На пароходѣ, благодаря хлопотамъ господина, которому я обѣщалъ книжку, намъ досталась отдѣльная каюта: машинистъ намъ троимъ уступилъ свою, и мы помѣстились самымъ лучшимъ образомъ: могли быть одни, могли ходить и въ общую каюту и на палубу. Должно замѣтить, что на пароходѣ „Волга“ особыхъ каютъ нѣтъ для пассажировъ, а только одна общая.

Устроившись въ своей каютѣ, мы вышли на палубу, гдѣ еще никого не было.

— Вы видѣли капитана парохода? спросилъ я своего спутника, выйдя на палубу.

— Нѣтъ… не видалъ!…

— Какъ же вы билеты взяли?

— И билетовъ не бралъ…

— Кому-жь вы деньги отдали?

— И денегъ никому не отдавалъ! какъ-то ужь очень зло отвѣчалъ онъ мнѣ.

— Какъ такъ?

— А такъ!..

Мы замолчали.

— Развѣ здѣсь настоящій капитанъ? съ горечью заговорилъ мой спутникъ.

— А какой-же?

— Простой мужикъ!..

— Такъ-что-жь?

— Простой мужикъ, я вамъ говорю!.. Такъ, по-мужицки, въ кафтанѣ и ходитъ.

— А все капитанъ!..

— Да я знать не хочу, что онъ капитанъ! закричалъ мой спутникъ: — знать не хочу!.. простой мужикъ!.. А тоже… капитанъ парохода!.. Знать не хочу!..

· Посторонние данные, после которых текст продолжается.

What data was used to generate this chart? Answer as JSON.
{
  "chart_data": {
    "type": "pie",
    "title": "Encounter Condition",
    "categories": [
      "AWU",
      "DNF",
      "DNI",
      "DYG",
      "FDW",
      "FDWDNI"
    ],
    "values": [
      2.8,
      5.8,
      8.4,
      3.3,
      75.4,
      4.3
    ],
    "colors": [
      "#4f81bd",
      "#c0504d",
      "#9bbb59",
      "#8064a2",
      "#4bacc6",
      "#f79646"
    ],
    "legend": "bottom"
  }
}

— Ежели будете себя вести прилично, то, я думаю, вамъ и не надо знать, кто капитанъ.

— А не прилично?

— Тогда узнайте.

— Какъ узнаю?

— Капитанъ васъ накажетъ.

— Какъ?!.. меня накажетъ?!..

— Васъ.

— Какъ же онъ меня накажетъ? спросилъ, гордо на меня посмотря, мой спутникъ.

— Онъ можетъ васъ связать…

— Меня?

— Васъ или другаго, кто будетъ виноватъ, продолжилъ я:- можетъ за бортъ бросить.

— Какъ?..

— Можетъ связать и бросить, отвѣчалъ я: — а можетъ и не связывая выбросить за бортъ.

— И ему ничего?

— Ничего.

— Такъ человѣкъ и пропадетъ? насмѣшливо спросилъ женя собесѣдникъ.

— Нѣтъ, не пропадетъ: капитанъ, пріѣхавши на берегъ, долженъ будетъ объ этомъ объявить начальству.

— Что-жь онъ объявитъ?

— Какъ, за что и кого наказалъ онъ, капитанъ парохода, отвѣчалъ я, едва удерживаясь отъ хохота: до того комиченъ былъ мой собесѣдникъ.

— И только?

— И только.

Мой собесѣдникъ только руками развелъ, и молча отошелъ отъ меня…

Стали собираться пассажиры, палубные оставались на баржѣ, да и каютные, осмотрѣвъ мѣсто, переходили тоже на баржу, а вслѣдъ за ними и я пошелъ. Палуба баржи выше пароходной, и баржа стала ближе въ берегу, а потому заслоняла его бывшимъ на пароходѣ; видъ на Волгу оставался тотъ же, что и на пароходѣ.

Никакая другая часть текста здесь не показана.